In total, the team observed 232,268 SARS-CoV-2 infections, 7694 COVID-19 hospitalizations, 4481 severe or critical hospitalizations, and 1113 COVID-19 deaths among people aged ≥16 in the observed time period.
Israel’s eligible population was 72.1% fully vaccinated with 2 doses of BNT162b2 by April 3.
Vaccine effectiveness at ≥7 days following the second dose, adjusted for demographics, were as follows for the selected outcomes:
Investigators additionally observed that across all age groups, SARS-CoV-2 outcome incidence declined with increasing vaccine coverage—meaning a more vaccinated population was associated with decreased SARS-CoV-2 infection and COVID-19 illness and death.

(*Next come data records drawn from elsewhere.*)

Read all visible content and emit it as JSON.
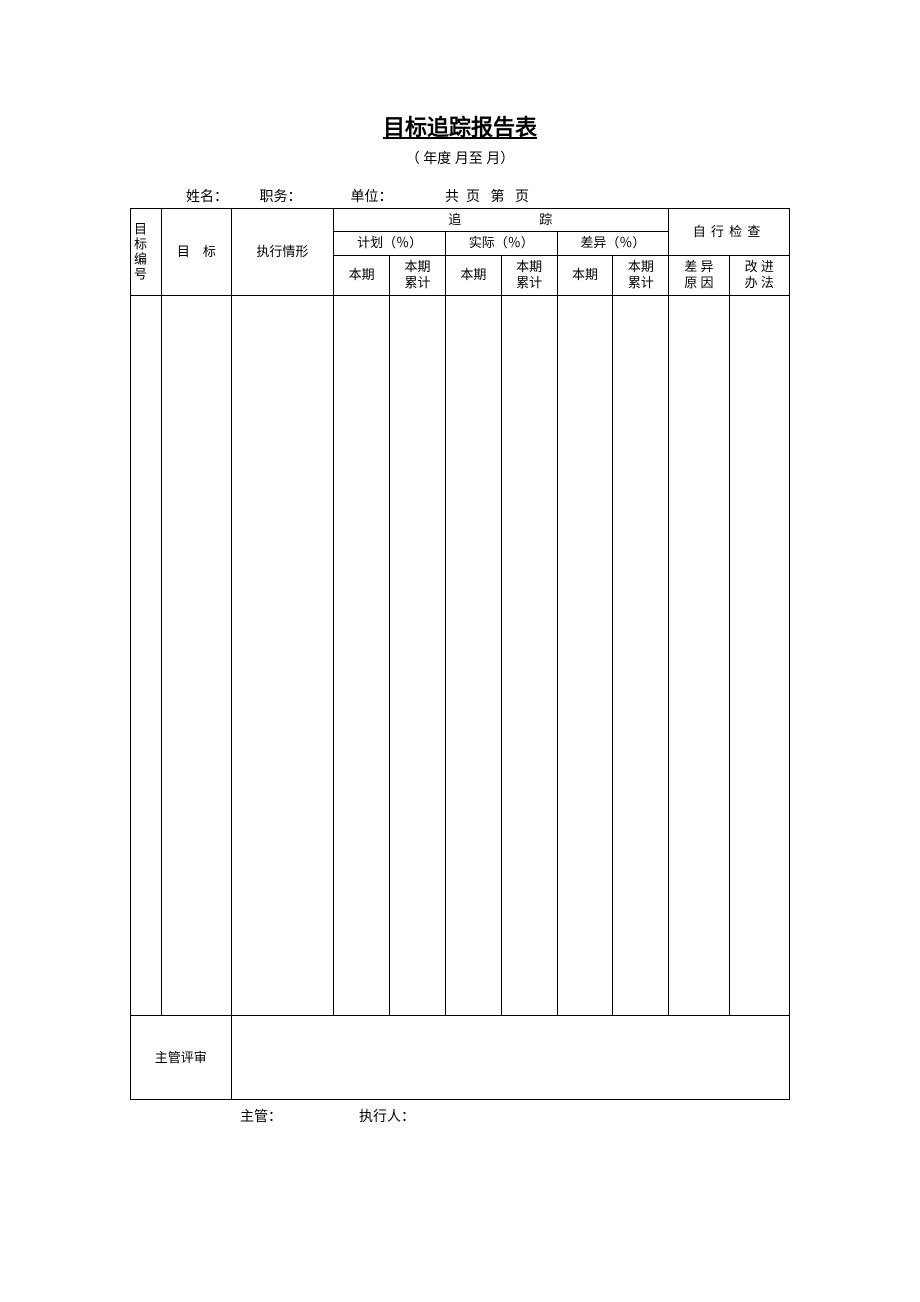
{
  "title": "目标追踪报告表",
  "subtitle": "（     年度    月至     月）",
  "info": {
    "name_label": "姓名：",
    "position_label": "职务：",
    "unit_label": "单位：",
    "page_label": "共  页   第   页"
  },
  "headers": {
    "id": "目标编号",
    "target": "目　标",
    "execution": "执行情形",
    "tracking": "追踪",
    "plan": "计划（％）",
    "actual": "实际（％）",
    "variance": "差异（％）",
    "self_check": "自行检查",
    "current": "本期",
    "cumulative_line1": "本期",
    "cumulative_line2": "累计",
    "reason_line1": "差 异",
    "reason_line2": "原 因",
    "improve_line1": "改 进",
    "improve_line2": "办 法",
    "review": "主管评审"
  },
  "footer": {
    "supervisor": "主管：",
    "executor": "执行人："
  },
  "style": {
    "border_color": "#000000",
    "background_color": "#ffffff",
    "title_fontsize": 22,
    "body_fontsize": 13,
    "columns": {
      "id_width": 28,
      "target_width": 62,
      "exec_width": 92,
      "period_width": 50,
      "cum_width": 50,
      "reason_width": 54,
      "improve_width": 54
    },
    "body_row_height": 720,
    "review_row_height": 84
  }
}
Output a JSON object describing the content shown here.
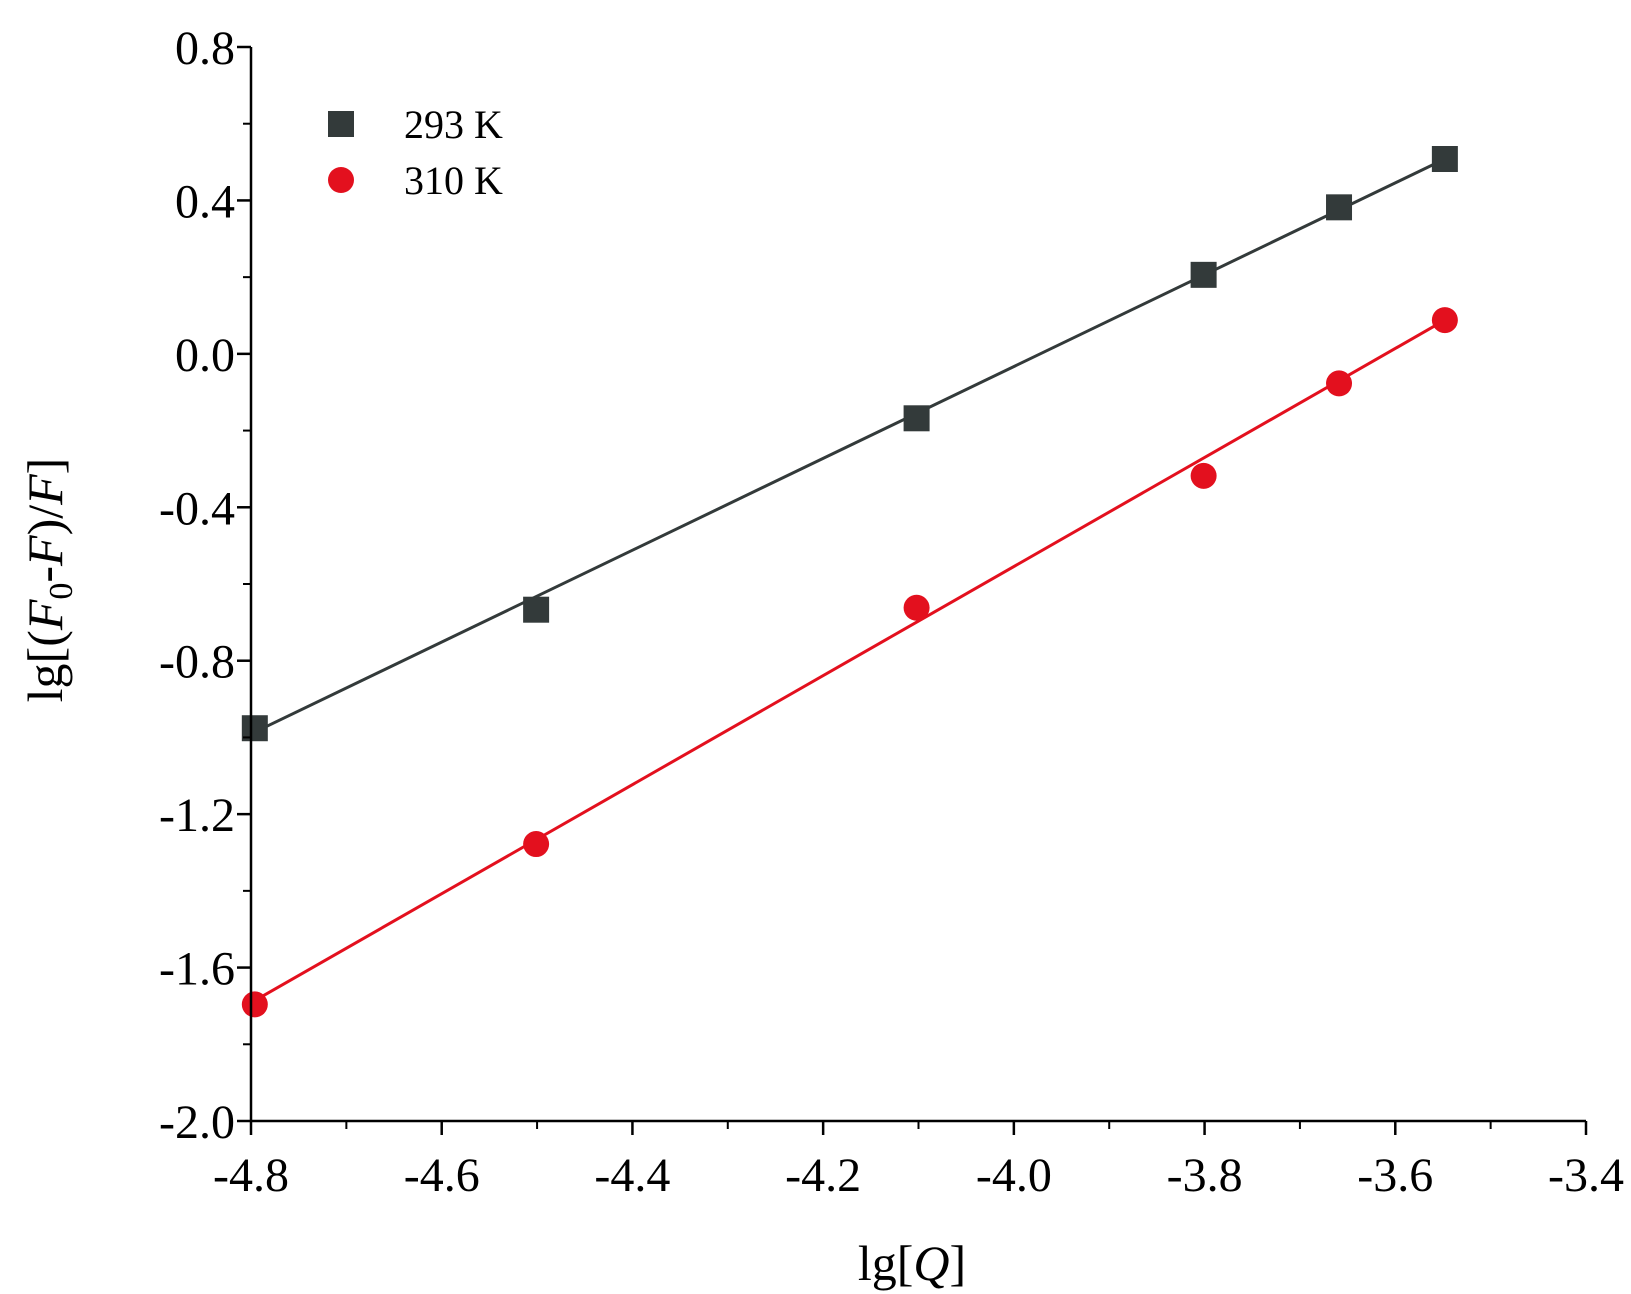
{
  "chart_data": {
    "type": "scatter",
    "title": "",
    "xlabel": {
      "prefix": "lg[",
      "var": "Q",
      "suffix": "]"
    },
    "ylabel": {
      "p1": "lg[(",
      "v1": "F",
      "sub": "0",
      "p2": "-",
      "v2": "F",
      "p3": ")/",
      "v3": "F",
      "p4": "]"
    },
    "xlim": [
      -4.8,
      -3.4
    ],
    "ylim": [
      -2.0,
      0.8
    ],
    "xticks": [
      -4.8,
      -4.6,
      -4.4,
      -4.2,
      -4.0,
      -3.8,
      -3.6,
      -3.4
    ],
    "xtick_labels": [
      "-4.8",
      "-4.6",
      "-4.4",
      "-4.2",
      "-4.0",
      "-3.8",
      "-3.6",
      "-3.4"
    ],
    "yticks": [
      0.8,
      0.4,
      0.0,
      -0.4,
      -0.8,
      -1.2,
      -1.6,
      -2.0
    ],
    "ytick_labels": [
      "0.8",
      "0.4",
      "0.0",
      "-0.4",
      "-0.8",
      "-1.2",
      "-1.6",
      "-2.0"
    ],
    "grid": false,
    "legend_position": "top-left",
    "series": [
      {
        "name": "293 K",
        "marker": "square",
        "color": "#333a3a",
        "x": [
          -4.796,
          -4.501,
          -4.102,
          -3.801,
          -3.659,
          -3.548
        ],
        "y": [
          -0.976,
          -0.667,
          -0.168,
          0.206,
          0.382,
          0.508
        ],
        "fit": {
          "x": [
            -4.796,
            -3.548
          ],
          "y": [
            -0.986,
            0.508
          ]
        }
      },
      {
        "name": "310 K",
        "marker": "circle",
        "color": "#e3101e",
        "x": [
          -4.796,
          -4.501,
          -4.102,
          -3.801,
          -3.659,
          -3.548
        ],
        "y": [
          -1.696,
          -1.278,
          -0.662,
          -0.318,
          -0.077,
          0.088
        ],
        "fit": {
          "x": [
            -4.796,
            -3.548
          ],
          "y": [
            -1.686,
            0.088
          ]
        }
      }
    ]
  }
}
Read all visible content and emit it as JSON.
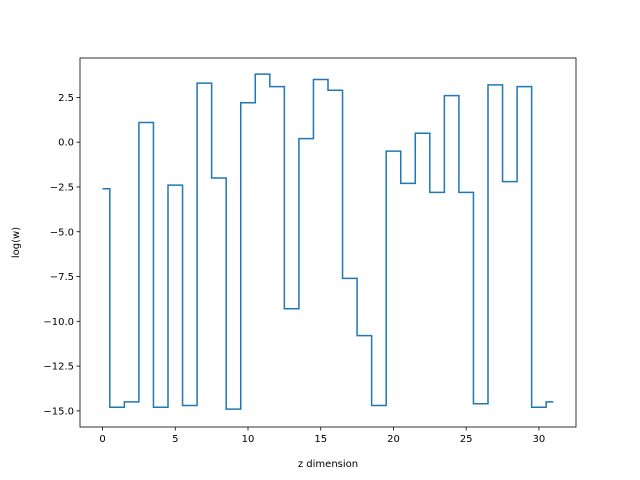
{
  "chart_data": {
    "type": "line",
    "drawstyle": "steps-mid",
    "xlabel": "z dimension",
    "ylabel": "log(w)",
    "xlim": [
      -1.55,
      32.55
    ],
    "ylim": [
      -15.9,
      4.7
    ],
    "xticks": [
      0,
      5,
      10,
      15,
      20,
      25,
      30
    ],
    "yticks": [
      -15.0,
      -12.5,
      -10.0,
      -7.5,
      -5.0,
      -2.5,
      0.0,
      2.5
    ],
    "ytick_labels": [
      "−15.0",
      "−12.5",
      "−10.0",
      "−7.5",
      "−5.0",
      "−2.5",
      "0.0",
      "2.5"
    ],
    "grid": false,
    "series": [
      {
        "color": "#1f77b4",
        "x": [
          0,
          1,
          2,
          3,
          4,
          5,
          6,
          7,
          8,
          9,
          10,
          11,
          12,
          13,
          14,
          15,
          16,
          17,
          18,
          19,
          20,
          21,
          22,
          23,
          24,
          25,
          26,
          27,
          28,
          29,
          30,
          31
        ],
        "values": [
          -2.6,
          -14.8,
          -14.5,
          1.1,
          -14.8,
          -2.4,
          -14.7,
          3.3,
          -2.0,
          -14.9,
          2.2,
          3.8,
          3.1,
          -9.3,
          0.2,
          3.5,
          2.9,
          -7.6,
          -10.8,
          -14.7,
          -0.5,
          -2.3,
          0.5,
          -2.8,
          2.6,
          -2.8,
          -14.6,
          3.2,
          -2.2,
          3.1,
          -14.8,
          -14.5
        ]
      }
    ]
  }
}
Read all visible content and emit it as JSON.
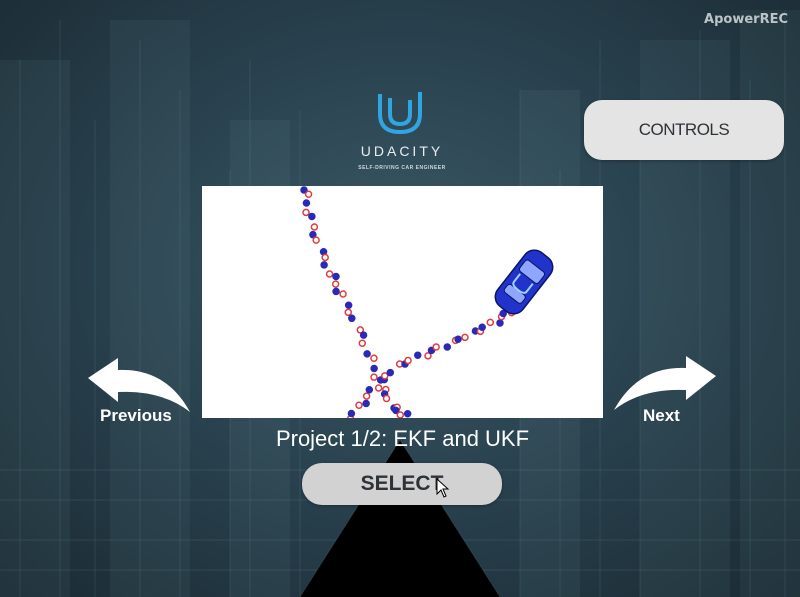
{
  "watermark": "ApowerREC",
  "logo": {
    "word": "UDACITY",
    "subtitle": "SELF-DRIVING CAR ENGINEER",
    "icon": "udacity-u-icon"
  },
  "controls_button": {
    "label": "CONTROLS"
  },
  "preview": {
    "description_icon": "car-icon",
    "marker_colors": {
      "measurement": "#e23b3b",
      "estimate": "#2a2ab8"
    }
  },
  "navigation": {
    "previous_label": "Previous",
    "next_label": "Next",
    "previous_icon": "curved-left-arrow-icon",
    "next_icon": "curved-right-arrow-icon"
  },
  "project_title": "Project 1/2: EKF and UKF",
  "select_button": {
    "label": "SELECT"
  },
  "cursor_icon": "mouse-pointer-icon"
}
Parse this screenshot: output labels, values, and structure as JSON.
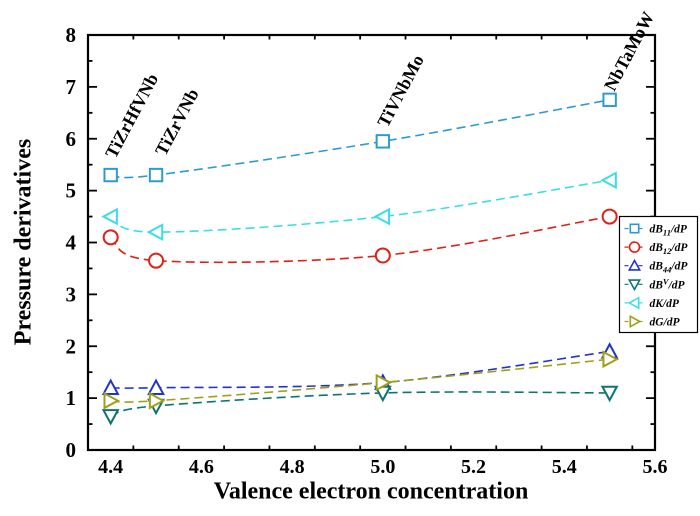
{
  "chart_data": {
    "type": "line",
    "title": "",
    "xlabel": "Valence electron concentration",
    "ylabel": "Pressure derivatives",
    "xlim": [
      4.35,
      5.6
    ],
    "ylim": [
      0,
      8
    ],
    "xticks": [
      4.4,
      4.6,
      4.8,
      5.0,
      5.2,
      5.4,
      5.6
    ],
    "yticks": [
      0,
      1,
      2,
      3,
      4,
      5,
      6,
      7,
      8
    ],
    "grid": false,
    "legend_position": "right",
    "line_style": "dashed",
    "markers_open": true,
    "x": [
      4.4,
      4.5,
      5.0,
      5.5
    ],
    "series": [
      {
        "name": "dB11/dP",
        "label": {
          "pre": "dB",
          "sub": "11",
          "post": "/dP"
        },
        "marker": "square",
        "color": "#2e9bcf",
        "values": [
          5.3,
          5.3,
          5.95,
          6.75
        ]
      },
      {
        "name": "dB12/dP",
        "label": {
          "pre": "dB",
          "sub": "12",
          "post": "/dP"
        },
        "marker": "circle",
        "color": "#e02015",
        "values": [
          4.1,
          3.65,
          3.75,
          4.5
        ]
      },
      {
        "name": "dB44/dP",
        "label": {
          "pre": "dB",
          "sub": "44",
          "post": "/dP"
        },
        "marker": "triangle-up",
        "color": "#2233cc",
        "values": [
          1.2,
          1.2,
          1.3,
          1.9
        ]
      },
      {
        "name": "dBV/dP",
        "label": {
          "pre": "dB",
          "sup": "V",
          "post": "/dP"
        },
        "marker": "triangle-down",
        "color": "#0d7373",
        "values": [
          0.65,
          0.85,
          1.1,
          1.1
        ]
      },
      {
        "name": "dK/dP",
        "label": {
          "pre": "dK",
          "post": "/dP"
        },
        "marker": "triangle-left",
        "color": "#38dfe6",
        "values": [
          4.5,
          4.2,
          4.5,
          5.2
        ]
      },
      {
        "name": "dG/dP",
        "label": {
          "pre": "dG",
          "post": "/dP"
        },
        "marker": "triangle-right",
        "color": "#a0a018",
        "values": [
          0.95,
          0.95,
          1.3,
          1.75
        ]
      }
    ],
    "annotations": [
      {
        "text": "TiZrHfVNb",
        "x": 4.41,
        "y": 5.6,
        "rotation": -62
      },
      {
        "text": "TiZrVNb",
        "x": 4.52,
        "y": 5.65,
        "rotation": -62
      },
      {
        "text": "TiVNbMo",
        "x": 5.01,
        "y": 6.2,
        "rotation": -62
      },
      {
        "text": "NbTaMoW",
        "x": 5.51,
        "y": 6.9,
        "rotation": -62
      }
    ],
    "frame_color": "#000000",
    "background_color": "#ffffff"
  }
}
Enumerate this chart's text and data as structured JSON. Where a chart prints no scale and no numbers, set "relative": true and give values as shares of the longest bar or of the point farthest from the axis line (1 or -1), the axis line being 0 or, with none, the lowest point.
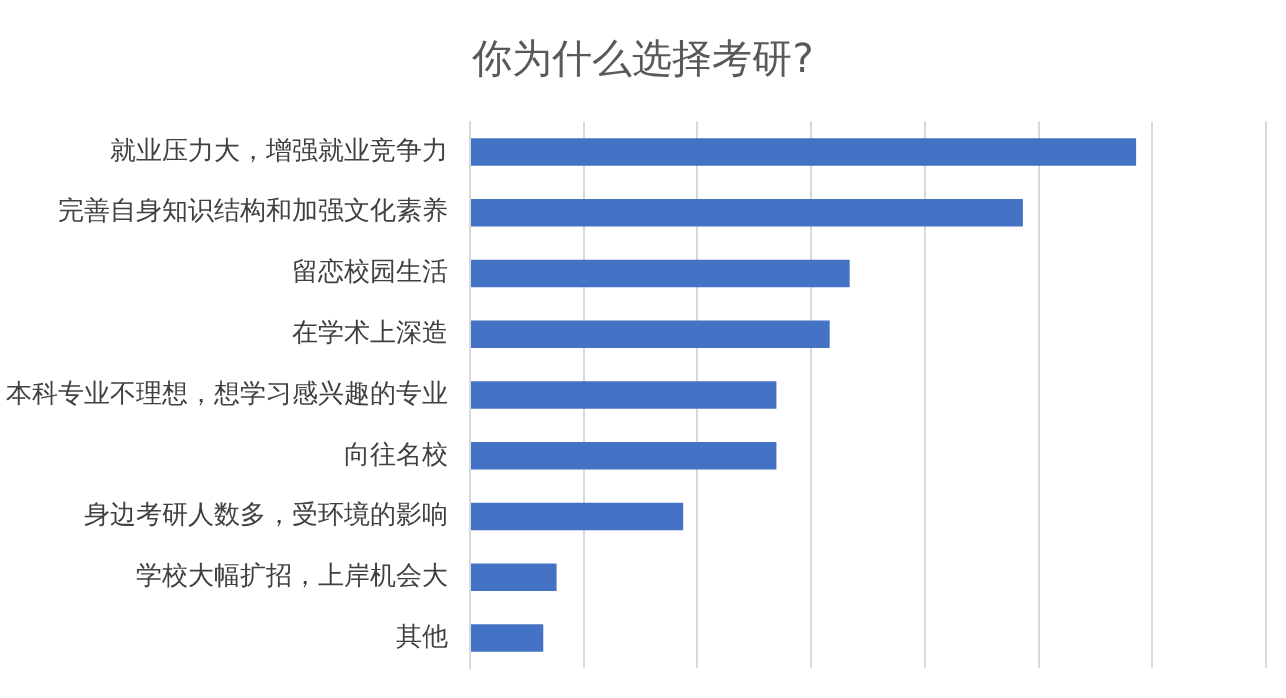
{
  "chart_data": {
    "type": "bar",
    "orientation": "horizontal",
    "relative": true,
    "title": "你为什么选择考研?",
    "categories": [
      "就业压力大，增强就业竞争力",
      "完善自身知识结构和加强文化素养",
      "留恋校园生活",
      "在学术上深造",
      "本科专业不理想，想学习感兴趣的专业",
      "向往名校",
      "身边考研人数多，受环境的影响",
      "学校大幅扩招，上岸机会大",
      "其他"
    ],
    "values": [
      1,
      0.83,
      0.57,
      0.54,
      0.46,
      0.46,
      0.32,
      0.13,
      0.11
    ],
    "color": "#4472c4",
    "grid": "x",
    "legend": false
  }
}
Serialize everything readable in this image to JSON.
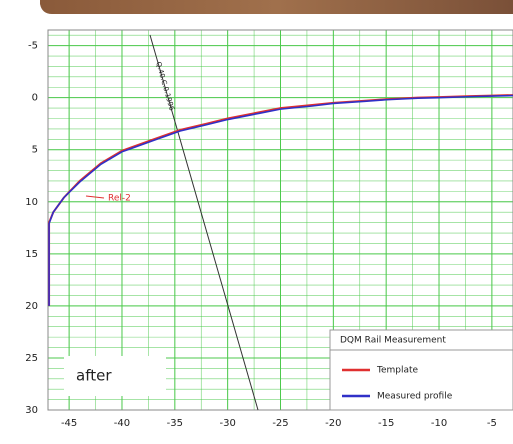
{
  "chart_data": {
    "type": "line",
    "legend_title": "DQM Rail Measurement",
    "annotations": [
      "Rel-2",
      "after",
      "Q.40.C.0.1996"
    ],
    "xlim": [
      -47,
      -3
    ],
    "ylim": [
      -6.5,
      30
    ],
    "y_inverted": true,
    "xticks": [
      -45,
      -40,
      -35,
      -30,
      -25,
      -20,
      -15,
      -10,
      -5
    ],
    "yticks": [
      -5,
      0,
      5,
      10,
      15,
      20,
      25,
      30
    ],
    "grid": true,
    "grid_color": "#4cc94c",
    "minor_grid": {
      "x": 2.5,
      "y": 1
    },
    "legend": "lower right",
    "series": [
      {
        "name": "Template",
        "color": "#e03030",
        "x": [
          -46.9,
          -46.9,
          -46.5,
          -45.5,
          -44,
          -42,
          -40,
          -37,
          -34.5,
          -32,
          -30,
          -27,
          -25,
          -22,
          -20,
          -17,
          -15,
          -12,
          -10,
          -7,
          -5,
          -3
        ],
        "values": [
          20,
          12,
          11,
          9.6,
          8,
          6.3,
          5.1,
          4,
          3.1,
          2.5,
          2,
          1.4,
          1,
          0.7,
          0.5,
          0.3,
          0.15,
          0,
          -0.05,
          -0.15,
          -0.2,
          -0.25
        ]
      },
      {
        "name": "Measured profile",
        "color": "#3030c8",
        "x": [
          -46.9,
          -46.9,
          -46.5,
          -45.5,
          -44,
          -42,
          -40,
          -37,
          -34.5,
          -32,
          -30,
          -27,
          -25,
          -22,
          -20,
          -17,
          -15,
          -12,
          -10,
          -7,
          -5,
          -3
        ],
        "values": [
          20,
          12.1,
          11,
          9.6,
          8.1,
          6.4,
          5.2,
          4.1,
          3.2,
          2.6,
          2.1,
          1.5,
          1.1,
          0.8,
          0.55,
          0.35,
          0.2,
          0.05,
          0,
          -0.1,
          -0.15,
          -0.2
        ]
      }
    ]
  }
}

The B.1.1.7 variant, understood to be more transmissible than the most prevalent strain of SARS-CoV-2, was prevalent in 94.5% of all observed infection samples from that time period.
Alroy-Preis and colleagues concluded the two-dose BNT162b2 COVID-19 vaccine is “highly effective” across all groups in preventing all observed virus outcomes, included those causes by the B.1.1.7 variant.
“Finally, the high effectiveness against all SARS-CoV-2 infections and apparent effectiveness against infections that were asymptomatic at the time of epidemiological investigation suggest that BNT162b2 might reduce SARS-CoV-2 transmission,” investigators wrote. “Taken together, these findings suggest that high vaccine uptake can meaningfully stem the pandemic and offers hope for eventual control of the SARS-CoV-2 outbreak as vaccination programmes ramp up across the rest of the world.”